The real excitement, of course, is north of the border, in Scotland. There, Nicola Sturgeon’s SNP seems on track for a convincing victory, providing a platform to renew the party’s campaign for Scotland to leave the UK and rejoin the European Union. This is a space worth watching.
Superspreaders picnic
International Relations and Cooperation Minister Naledi Pandor was in London this week to attend the G7 foreign and development ministerial meeting. On Tuesday evening she met with her Indian counterpart, external affairs minister Subrahmanyam Jaishankar, to discuss cooperative measures to tackle Covid-19 and address the economic crisis brought about by the pandemic. The next morning, Jaishanker tweeted that he had been exposed to possible Covid-positive people in the UK and is now self-isolating.
No word, at the time of writing, about Pandor’s status.

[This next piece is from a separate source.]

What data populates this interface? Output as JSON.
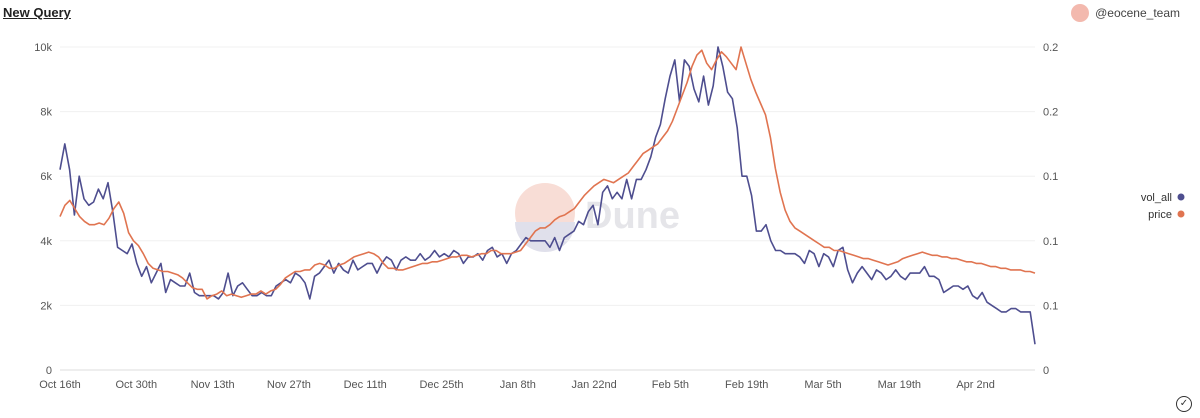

Is she also self-isolating? Has she even been tested? One does wonder why she was in the UK in the first place. It’s not as if SA is a member of the G7 group of nations, or indeed if she had anything to offer as an observer.
Mansions on the hill
Reports that Pfizer’s coronavirus vaccine is set to generate profits of more than $6-billion this year have prompted speculation about where next for wily big pharma investors. The answer could be malaria.
Last month, it was reported that researches at the University of Oxford have developed the world’s most effective malaria vaccine, with it becoming the first to achieve the World Health Organization-specified 75 per cent efficacy goal. It’s now hoped that the vaccine can be approved for use within the next two years, building on the speed and lessons learned through the rapid development of Covid-19 vaccines.

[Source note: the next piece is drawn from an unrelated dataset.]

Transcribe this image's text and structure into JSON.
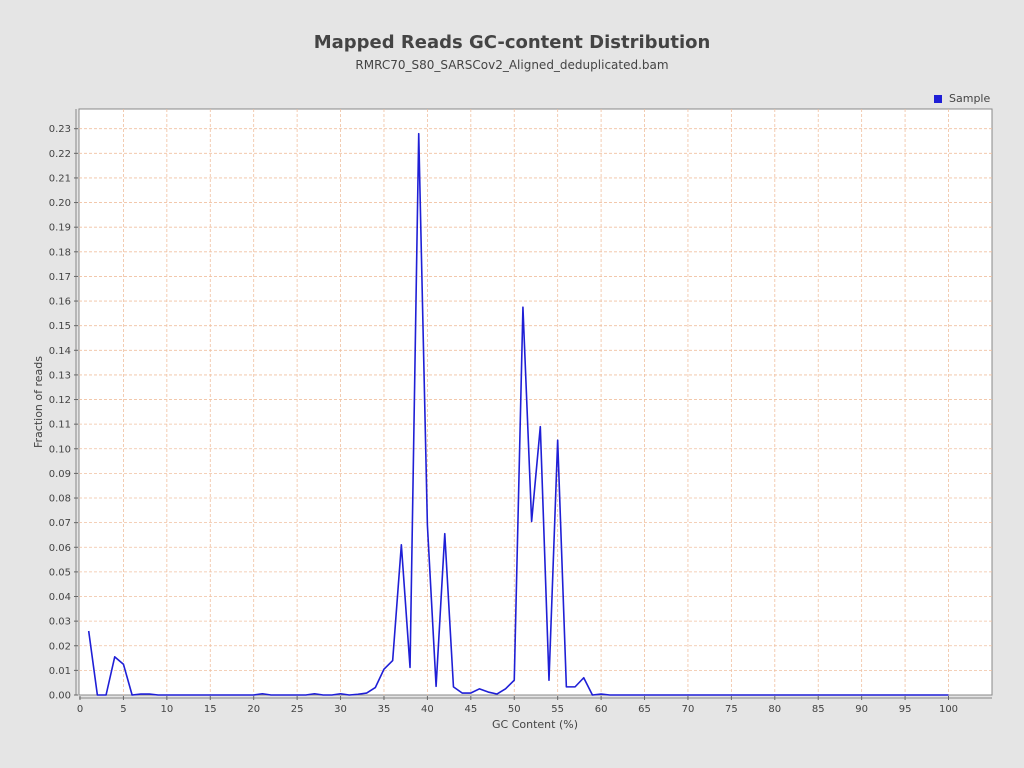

This is good news. However, it’s taken decades to get here despite the fact that, with the exception of tuberculosis, malaria kills more people than any other communicable disease in the world. It’s not overly cynical to suggest that this tardiness is due to fact that the vast majority of cases take place in poor countries. In 2018, for example, there were 228 million cases of malaria worldwide resulting in an estimated 405 000 deaths. Roughly 93 per cent of the cases and 94 per cent of deaths occurred in Africa.
Climate change has given the matter a sense of urgency. Global warming may have killed them in some areas, but it has also allowed mosquitoes to migrate to higher, once cooler areas where they previously couldn’t survive. Places where the rich folk live. Wallets out, then.